The retailer's Valley Stream store, which opened in 2003, became Walmart's first supercenter on Long Island in 2014, when it was expanded by 41% to 169,000 square feet.
In 2020, Walmart expanded its then-13-year-old Farmingdale store by 40% to create a 205,000-square-foot supercenter.
The retailer did open a completely new supercenter, a 197,000-square-foot store, in a new retail and residential development called The Boulevard in Yaphank in 2021.
First launched by Walmart in 1988, supercenters are set up to be one-stop shopping destinations that include full-service supermarkets, clothes, home furnishings and electronics, as well as specialty shops, such as nail and hair salons, and fast-food restaurants.
The average size of a Walmart supercenter is 178,000 square feet, while the average size of a regular Walmart discount store is 105,000 square feet, according to the retailer's annual report released in April.
Supercenters are the retailer’s preferred store format, partly because groceries are the biggest contributor to profits. Groceries accounted for nearly 60% of Walmart’s $462.4 billion in total net sales in its fiscal year 2025, which ended Jan. 31, according to the annual report.
In the United States, Walmart Inc. has 5,206 stores, including 3,560 supercenters, 354 discount stores, 672 Neighborhood Markets and 600 Sam’s Clubs.
In January 2024, Walmart announced that, over a five-year period, more than 150 stores would be built as or converted to supercenters or Neighborhood Markets.
During a visit to Walmart's Farmingdale store Friday, company executives told Newsday that since the spring, the retailer has been expanding and improving its grocery selection nationwide by increasing its variety of produce and organic products, and changing packaging to extend the freshness of vegetables and fruit.

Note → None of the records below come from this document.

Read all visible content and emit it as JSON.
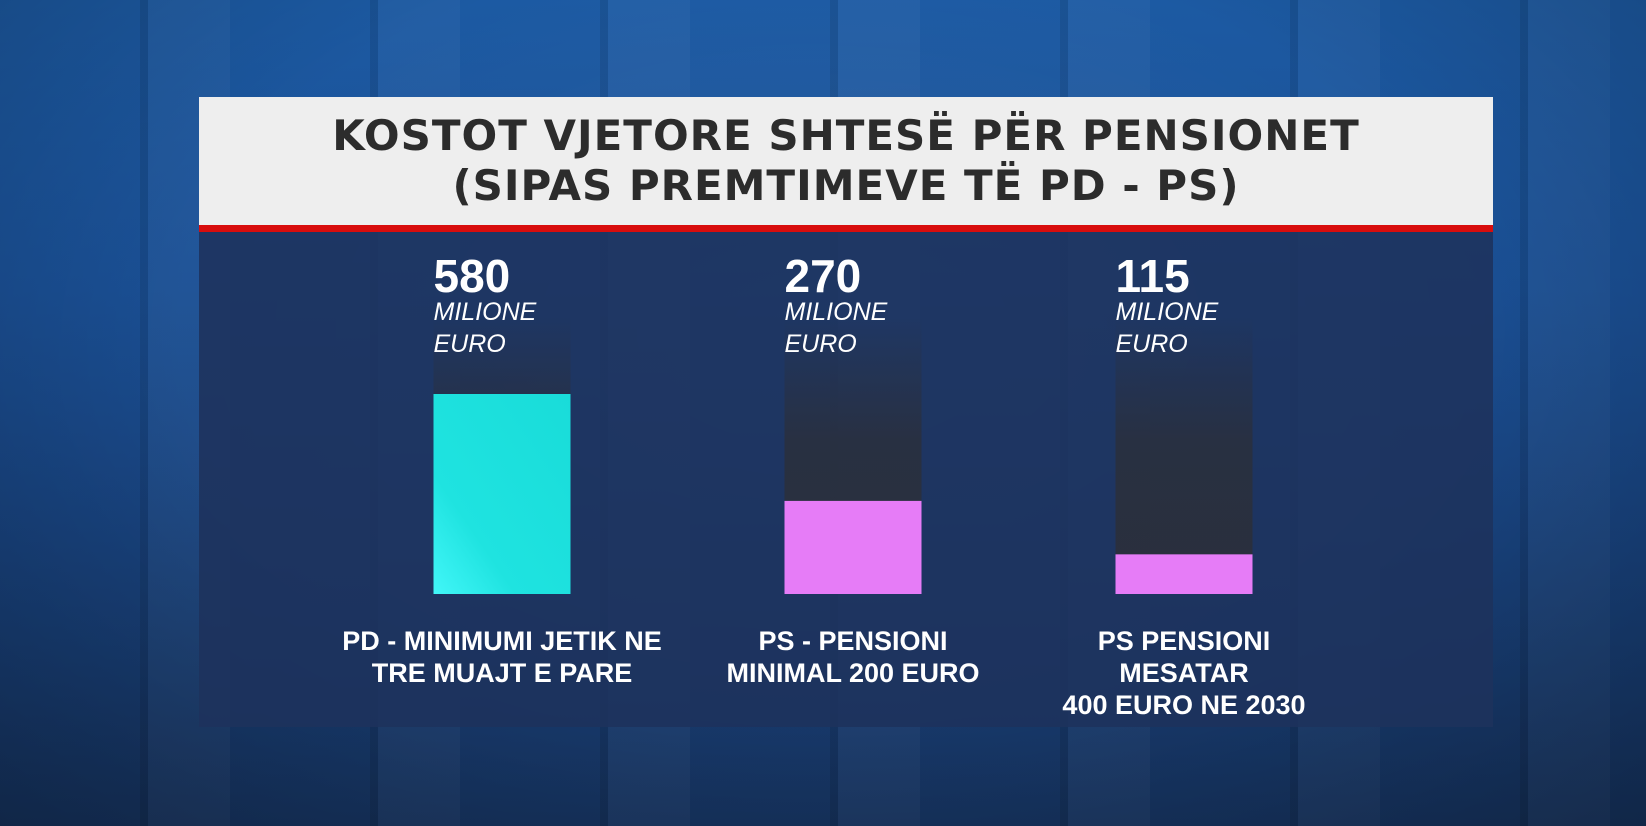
{
  "title": {
    "line1": "KOSTOT VJETORE SHTESË PËR PENSIONET",
    "line2": "(SIPAS PREMTIMEVE TË PD - PS)"
  },
  "colors": {
    "title_bg": "#eeeeee",
    "title_text": "#2c2c2c",
    "accent_rule": "#d80d0d",
    "panel_bg": "#1e325c",
    "bar_track": "#2a2f3c",
    "pd": "#1fe3e0",
    "ps": "#e67cf7"
  },
  "chart_data": {
    "type": "bar",
    "title": "KOSTOT VJETORE SHTESË PËR PENSIONET (SIPAS PREMTIMEVE TË PD - PS)",
    "unit_line1": "MILIONE",
    "unit_line2": "EURO",
    "categories": [
      [
        "PD - MINIMUMI JETIK NE",
        "TRE MUAJT E PARE"
      ],
      [
        "PS - PENSIONI",
        "MINIMAL 200 EURO"
      ],
      [
        "PS PENSIONI",
        "MESATAR",
        "400 EURO NE 2030"
      ]
    ],
    "values": [
      580,
      270,
      115
    ],
    "value_labels": [
      "580",
      "270",
      "115"
    ],
    "bar_colors": [
      "#1fe3e0",
      "#e67cf7",
      "#e67cf7"
    ],
    "ylim": [
      0,
      900
    ],
    "grid": false,
    "legend": "none"
  }
}
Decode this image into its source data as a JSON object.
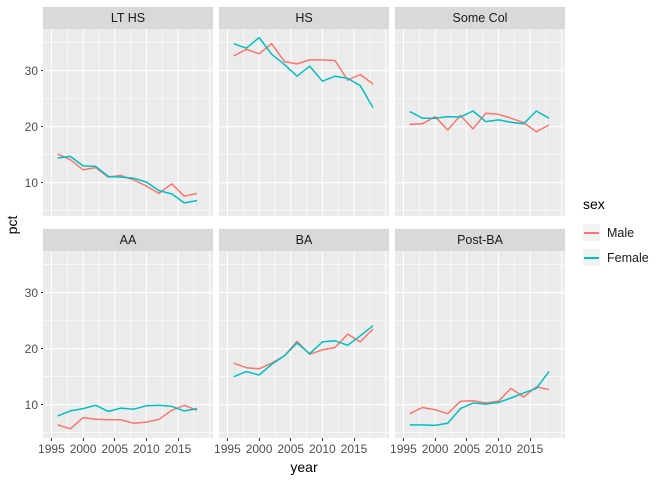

Nationwide, Walmart sells more groceries — by far — than any competitor. Walmart has 21% of the grocery market share among all the retailers in the country, including drugstores and convenience stores, while Kroger ranks second, with 8.5%, according to Numerator, a Chicago-based market research firm.
But on Long Island, Walmart ranks seventh, with 5.7% of the market share, according to a June report from Food Trade News.
Though Quincy, Massachusetts-based Stop & Shop reigns on Long Island, its dominance is slipping as discounters and specialty stores entice shoppers away from traditional supermarkets.
Stop & Shop’s 46 stores in the region account for 16.6% of the market share when compared to all types of grocery sellers, according to Food Trade News.